His critique in the New York Review for January 1839 was especially notable. He corresponded with Wordsworth; with Bishop George Washington Doane he persuaded him to insert a reference to the American Episcopal Church in the Ecclesiastical Sonnets; in 1844 he sent Henry Inman to Rydal Mount to paint the portrait that now hangs in the Library of the University of Pennsylvania.
Reed's admiration for Wordsworth was not wholly undiscriminating, but as a devout Episcopalian he was as much edified by the later as by the earlier poetry. In the spring of 1854 Reed made his only visit to Europe, accompanied by his sister-in-law, Miss Bronson.

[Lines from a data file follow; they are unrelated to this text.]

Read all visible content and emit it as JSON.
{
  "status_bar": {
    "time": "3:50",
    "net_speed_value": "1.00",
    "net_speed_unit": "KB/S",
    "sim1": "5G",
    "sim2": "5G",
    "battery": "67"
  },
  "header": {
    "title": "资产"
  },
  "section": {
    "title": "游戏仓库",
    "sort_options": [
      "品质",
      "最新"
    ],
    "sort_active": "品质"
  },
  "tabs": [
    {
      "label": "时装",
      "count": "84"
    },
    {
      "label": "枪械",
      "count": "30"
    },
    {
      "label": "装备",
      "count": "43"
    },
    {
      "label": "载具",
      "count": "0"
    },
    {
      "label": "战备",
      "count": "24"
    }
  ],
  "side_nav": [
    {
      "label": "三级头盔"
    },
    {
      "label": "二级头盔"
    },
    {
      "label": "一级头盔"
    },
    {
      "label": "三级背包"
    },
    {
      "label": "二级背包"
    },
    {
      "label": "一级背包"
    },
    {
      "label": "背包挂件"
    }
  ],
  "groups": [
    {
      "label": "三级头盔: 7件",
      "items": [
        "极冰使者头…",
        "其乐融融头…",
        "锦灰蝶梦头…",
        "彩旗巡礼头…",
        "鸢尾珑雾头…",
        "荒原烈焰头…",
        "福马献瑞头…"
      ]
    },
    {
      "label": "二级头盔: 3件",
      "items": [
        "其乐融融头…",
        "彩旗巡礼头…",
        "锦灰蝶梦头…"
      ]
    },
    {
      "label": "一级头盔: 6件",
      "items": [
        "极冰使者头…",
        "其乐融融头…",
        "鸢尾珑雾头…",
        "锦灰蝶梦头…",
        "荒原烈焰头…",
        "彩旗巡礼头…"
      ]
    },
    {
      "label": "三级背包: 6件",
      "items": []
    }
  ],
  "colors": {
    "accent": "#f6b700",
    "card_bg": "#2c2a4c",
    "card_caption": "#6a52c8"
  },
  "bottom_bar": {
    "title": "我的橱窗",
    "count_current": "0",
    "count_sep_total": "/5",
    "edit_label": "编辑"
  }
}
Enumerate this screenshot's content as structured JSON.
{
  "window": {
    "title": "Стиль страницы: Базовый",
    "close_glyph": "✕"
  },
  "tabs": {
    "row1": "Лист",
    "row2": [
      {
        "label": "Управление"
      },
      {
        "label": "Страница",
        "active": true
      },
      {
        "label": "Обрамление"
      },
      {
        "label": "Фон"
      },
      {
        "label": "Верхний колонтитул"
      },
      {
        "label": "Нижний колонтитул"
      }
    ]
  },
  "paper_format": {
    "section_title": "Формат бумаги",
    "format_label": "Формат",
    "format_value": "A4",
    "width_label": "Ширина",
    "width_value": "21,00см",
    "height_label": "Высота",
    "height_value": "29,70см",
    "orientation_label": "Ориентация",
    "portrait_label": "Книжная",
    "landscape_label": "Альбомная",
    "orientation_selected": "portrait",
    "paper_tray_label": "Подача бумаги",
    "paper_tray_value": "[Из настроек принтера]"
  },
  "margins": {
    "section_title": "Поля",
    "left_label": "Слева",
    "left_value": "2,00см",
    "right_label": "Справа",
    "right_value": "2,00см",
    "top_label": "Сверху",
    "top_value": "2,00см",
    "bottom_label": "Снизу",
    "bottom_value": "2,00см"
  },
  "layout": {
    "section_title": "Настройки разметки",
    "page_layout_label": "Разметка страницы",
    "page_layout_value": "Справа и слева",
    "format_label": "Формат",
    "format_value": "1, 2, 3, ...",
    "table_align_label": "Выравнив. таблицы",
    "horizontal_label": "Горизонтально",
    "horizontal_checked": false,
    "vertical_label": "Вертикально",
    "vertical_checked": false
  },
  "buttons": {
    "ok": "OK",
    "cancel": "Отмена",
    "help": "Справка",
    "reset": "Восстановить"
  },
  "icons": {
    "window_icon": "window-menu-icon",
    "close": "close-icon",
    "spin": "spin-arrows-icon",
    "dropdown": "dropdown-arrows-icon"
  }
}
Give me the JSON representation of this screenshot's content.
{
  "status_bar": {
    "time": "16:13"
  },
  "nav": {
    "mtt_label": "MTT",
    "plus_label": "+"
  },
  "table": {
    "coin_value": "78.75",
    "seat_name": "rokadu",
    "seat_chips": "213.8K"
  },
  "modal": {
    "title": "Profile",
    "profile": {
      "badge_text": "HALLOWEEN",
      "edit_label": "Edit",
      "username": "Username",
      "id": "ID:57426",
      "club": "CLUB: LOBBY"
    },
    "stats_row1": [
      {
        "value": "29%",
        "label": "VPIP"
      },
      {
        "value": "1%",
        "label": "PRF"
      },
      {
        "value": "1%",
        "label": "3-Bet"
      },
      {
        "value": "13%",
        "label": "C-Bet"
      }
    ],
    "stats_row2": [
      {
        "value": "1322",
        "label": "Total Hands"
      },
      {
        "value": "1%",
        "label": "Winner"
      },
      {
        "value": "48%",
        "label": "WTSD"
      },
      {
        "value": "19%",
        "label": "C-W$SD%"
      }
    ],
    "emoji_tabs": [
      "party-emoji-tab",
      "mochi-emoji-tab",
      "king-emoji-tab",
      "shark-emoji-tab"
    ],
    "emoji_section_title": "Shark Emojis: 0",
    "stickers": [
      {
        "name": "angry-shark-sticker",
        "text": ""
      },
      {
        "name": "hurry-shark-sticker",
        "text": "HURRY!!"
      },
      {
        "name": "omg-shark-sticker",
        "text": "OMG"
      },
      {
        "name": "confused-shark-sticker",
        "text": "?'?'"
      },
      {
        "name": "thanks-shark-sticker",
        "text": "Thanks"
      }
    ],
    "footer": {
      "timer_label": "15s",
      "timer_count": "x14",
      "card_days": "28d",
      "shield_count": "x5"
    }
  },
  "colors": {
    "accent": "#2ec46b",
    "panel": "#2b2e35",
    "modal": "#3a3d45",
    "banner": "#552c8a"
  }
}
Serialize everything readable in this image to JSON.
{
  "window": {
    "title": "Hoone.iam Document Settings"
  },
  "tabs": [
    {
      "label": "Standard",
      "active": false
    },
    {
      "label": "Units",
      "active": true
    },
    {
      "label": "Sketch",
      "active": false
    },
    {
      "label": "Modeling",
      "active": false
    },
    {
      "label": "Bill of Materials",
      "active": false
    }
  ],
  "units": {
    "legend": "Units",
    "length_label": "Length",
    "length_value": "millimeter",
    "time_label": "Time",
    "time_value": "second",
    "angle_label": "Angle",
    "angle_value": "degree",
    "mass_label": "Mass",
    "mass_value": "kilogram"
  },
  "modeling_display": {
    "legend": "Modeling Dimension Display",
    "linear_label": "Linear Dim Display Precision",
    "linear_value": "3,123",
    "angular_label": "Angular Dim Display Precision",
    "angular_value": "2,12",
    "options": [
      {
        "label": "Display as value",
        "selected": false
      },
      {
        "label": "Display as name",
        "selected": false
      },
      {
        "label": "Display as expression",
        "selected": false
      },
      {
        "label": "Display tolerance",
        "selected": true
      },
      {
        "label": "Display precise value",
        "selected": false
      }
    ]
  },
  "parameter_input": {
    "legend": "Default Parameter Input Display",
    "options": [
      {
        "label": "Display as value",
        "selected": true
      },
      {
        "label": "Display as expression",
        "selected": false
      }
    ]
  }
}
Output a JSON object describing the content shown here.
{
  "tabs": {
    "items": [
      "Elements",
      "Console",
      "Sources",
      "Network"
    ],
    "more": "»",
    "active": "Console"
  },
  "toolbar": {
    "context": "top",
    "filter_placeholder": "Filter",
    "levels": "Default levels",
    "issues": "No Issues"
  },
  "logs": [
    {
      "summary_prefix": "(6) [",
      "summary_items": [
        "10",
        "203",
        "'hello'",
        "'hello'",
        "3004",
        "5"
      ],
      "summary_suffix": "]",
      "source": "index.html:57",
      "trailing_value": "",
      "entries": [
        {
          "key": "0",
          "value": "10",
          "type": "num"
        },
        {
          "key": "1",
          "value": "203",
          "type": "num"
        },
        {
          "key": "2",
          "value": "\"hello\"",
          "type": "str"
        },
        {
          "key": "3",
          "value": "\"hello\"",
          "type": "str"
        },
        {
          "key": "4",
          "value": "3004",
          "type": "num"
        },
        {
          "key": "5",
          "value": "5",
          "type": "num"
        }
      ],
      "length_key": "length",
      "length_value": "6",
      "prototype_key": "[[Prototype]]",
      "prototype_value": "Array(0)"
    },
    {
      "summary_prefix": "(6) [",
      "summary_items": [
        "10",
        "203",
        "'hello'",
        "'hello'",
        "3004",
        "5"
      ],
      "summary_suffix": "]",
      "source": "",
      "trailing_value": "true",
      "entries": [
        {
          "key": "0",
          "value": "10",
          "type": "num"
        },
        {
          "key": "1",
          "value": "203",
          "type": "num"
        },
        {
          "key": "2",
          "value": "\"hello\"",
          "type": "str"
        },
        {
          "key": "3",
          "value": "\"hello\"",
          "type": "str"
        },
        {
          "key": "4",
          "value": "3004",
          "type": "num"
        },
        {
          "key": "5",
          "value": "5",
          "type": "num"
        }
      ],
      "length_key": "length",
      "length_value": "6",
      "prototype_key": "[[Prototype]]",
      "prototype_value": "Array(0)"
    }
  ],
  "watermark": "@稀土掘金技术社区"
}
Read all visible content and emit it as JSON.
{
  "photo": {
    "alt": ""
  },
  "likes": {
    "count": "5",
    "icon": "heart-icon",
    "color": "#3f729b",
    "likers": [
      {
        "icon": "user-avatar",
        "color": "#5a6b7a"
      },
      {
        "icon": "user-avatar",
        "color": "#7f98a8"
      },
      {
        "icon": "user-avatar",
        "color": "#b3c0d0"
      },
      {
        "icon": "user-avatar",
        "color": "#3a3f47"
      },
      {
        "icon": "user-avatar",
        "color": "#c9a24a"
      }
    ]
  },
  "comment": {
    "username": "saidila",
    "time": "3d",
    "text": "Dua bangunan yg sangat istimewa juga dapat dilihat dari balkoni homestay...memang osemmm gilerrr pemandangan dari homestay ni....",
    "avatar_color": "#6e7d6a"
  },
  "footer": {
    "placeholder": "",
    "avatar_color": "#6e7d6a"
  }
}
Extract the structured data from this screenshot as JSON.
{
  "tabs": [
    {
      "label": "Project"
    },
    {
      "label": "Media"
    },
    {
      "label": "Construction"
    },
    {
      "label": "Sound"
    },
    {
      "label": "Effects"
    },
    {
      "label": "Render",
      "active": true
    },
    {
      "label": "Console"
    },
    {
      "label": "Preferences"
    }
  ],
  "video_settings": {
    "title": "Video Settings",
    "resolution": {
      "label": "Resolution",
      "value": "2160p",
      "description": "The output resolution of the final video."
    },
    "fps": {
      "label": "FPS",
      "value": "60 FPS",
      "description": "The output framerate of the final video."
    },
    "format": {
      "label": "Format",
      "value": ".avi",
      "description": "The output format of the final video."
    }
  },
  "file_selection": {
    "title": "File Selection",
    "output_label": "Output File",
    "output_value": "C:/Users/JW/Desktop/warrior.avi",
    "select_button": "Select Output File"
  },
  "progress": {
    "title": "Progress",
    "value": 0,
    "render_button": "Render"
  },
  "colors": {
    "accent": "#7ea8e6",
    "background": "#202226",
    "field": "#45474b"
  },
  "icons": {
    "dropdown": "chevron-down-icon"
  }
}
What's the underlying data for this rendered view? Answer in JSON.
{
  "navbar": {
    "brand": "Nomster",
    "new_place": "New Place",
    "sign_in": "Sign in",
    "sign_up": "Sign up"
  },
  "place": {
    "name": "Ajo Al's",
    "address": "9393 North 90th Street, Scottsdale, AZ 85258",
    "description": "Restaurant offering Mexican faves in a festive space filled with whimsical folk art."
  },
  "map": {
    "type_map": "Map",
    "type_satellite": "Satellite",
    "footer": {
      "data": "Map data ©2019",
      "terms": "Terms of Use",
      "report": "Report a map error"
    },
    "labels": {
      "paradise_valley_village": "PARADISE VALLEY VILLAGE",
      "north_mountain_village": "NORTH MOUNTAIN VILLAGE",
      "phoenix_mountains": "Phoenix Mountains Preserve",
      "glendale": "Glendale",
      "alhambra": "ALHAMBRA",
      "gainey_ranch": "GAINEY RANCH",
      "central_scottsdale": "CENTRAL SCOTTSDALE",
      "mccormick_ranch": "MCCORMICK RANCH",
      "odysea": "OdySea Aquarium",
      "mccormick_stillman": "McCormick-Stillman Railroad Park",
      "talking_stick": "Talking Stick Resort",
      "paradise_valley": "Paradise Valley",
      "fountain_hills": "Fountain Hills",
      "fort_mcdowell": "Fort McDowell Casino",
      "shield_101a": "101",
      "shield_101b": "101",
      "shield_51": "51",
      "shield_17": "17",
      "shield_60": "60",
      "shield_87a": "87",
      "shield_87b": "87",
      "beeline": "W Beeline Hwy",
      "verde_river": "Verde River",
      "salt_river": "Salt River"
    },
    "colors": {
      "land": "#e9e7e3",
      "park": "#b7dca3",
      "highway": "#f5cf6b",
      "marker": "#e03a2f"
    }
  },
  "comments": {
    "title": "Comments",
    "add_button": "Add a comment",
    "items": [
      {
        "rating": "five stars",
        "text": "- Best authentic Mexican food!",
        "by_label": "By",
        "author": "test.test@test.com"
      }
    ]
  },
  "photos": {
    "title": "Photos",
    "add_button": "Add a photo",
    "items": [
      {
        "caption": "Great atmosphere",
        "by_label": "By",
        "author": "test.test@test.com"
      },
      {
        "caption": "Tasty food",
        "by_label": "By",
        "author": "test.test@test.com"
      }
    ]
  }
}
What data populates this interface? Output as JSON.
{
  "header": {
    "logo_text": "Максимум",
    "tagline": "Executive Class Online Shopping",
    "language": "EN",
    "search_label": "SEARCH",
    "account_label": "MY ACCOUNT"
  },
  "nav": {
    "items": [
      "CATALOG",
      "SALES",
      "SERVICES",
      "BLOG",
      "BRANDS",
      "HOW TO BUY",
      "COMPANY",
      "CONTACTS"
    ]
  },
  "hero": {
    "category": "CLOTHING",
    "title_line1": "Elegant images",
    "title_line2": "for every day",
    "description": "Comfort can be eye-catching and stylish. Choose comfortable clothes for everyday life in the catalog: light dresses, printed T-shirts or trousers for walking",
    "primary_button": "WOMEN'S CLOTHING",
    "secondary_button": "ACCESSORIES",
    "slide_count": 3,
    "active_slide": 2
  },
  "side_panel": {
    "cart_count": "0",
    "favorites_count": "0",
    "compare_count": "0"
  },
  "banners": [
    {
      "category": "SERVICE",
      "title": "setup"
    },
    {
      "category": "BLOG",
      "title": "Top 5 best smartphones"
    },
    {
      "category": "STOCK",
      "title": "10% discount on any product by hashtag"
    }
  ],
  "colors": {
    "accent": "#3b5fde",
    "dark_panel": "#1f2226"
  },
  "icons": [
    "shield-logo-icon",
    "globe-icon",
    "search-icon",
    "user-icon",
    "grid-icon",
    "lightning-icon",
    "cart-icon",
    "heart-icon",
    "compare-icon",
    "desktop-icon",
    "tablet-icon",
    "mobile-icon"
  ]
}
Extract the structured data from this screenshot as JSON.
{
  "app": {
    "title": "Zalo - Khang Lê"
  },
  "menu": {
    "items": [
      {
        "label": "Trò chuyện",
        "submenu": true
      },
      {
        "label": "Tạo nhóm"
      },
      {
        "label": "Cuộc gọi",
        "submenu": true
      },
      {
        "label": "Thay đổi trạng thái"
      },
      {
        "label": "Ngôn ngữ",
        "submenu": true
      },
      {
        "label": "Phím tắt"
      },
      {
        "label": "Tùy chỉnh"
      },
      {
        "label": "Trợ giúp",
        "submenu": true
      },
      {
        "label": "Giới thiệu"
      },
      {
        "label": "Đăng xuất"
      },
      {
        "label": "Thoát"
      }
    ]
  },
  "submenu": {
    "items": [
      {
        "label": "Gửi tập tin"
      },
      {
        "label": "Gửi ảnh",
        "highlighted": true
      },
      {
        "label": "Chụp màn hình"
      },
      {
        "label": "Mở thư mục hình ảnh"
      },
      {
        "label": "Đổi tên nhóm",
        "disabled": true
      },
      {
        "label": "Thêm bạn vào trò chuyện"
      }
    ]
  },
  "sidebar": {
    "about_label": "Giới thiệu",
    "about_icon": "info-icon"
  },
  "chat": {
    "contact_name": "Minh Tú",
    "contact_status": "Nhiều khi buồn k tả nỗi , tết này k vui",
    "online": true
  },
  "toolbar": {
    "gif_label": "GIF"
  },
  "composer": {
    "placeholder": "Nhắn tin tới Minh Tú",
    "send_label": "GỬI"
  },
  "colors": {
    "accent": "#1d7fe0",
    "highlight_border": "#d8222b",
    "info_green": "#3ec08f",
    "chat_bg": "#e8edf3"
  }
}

In England he was cordially received, and his charm and scholarship left a deep impression on his hosts. After a tour on the Continent, he returned to England, and on September 20, 1854, he and his sister-in-law sailed for home in the steamer Arctic. A week later the Arctic struck a French vessel in a fog and sank with the loss of the captain and three hundred passengers. When last seen, Reed and Miss Bronson were sitting in a passage abaft the dining saloon, waiting calmly but with evident anxiety for the end.
(Excerpt from Discover New York With Henry Hope Reed, Jr.:...)
In 1838 he was elected to membership in the American Philosophical Society.
In 1834 he married Elizabeth White Bronson, daughter of Enos Bronson and grand-daughter of Bishop William White, who with two daughters and a son survived him. Three other children died in infancy.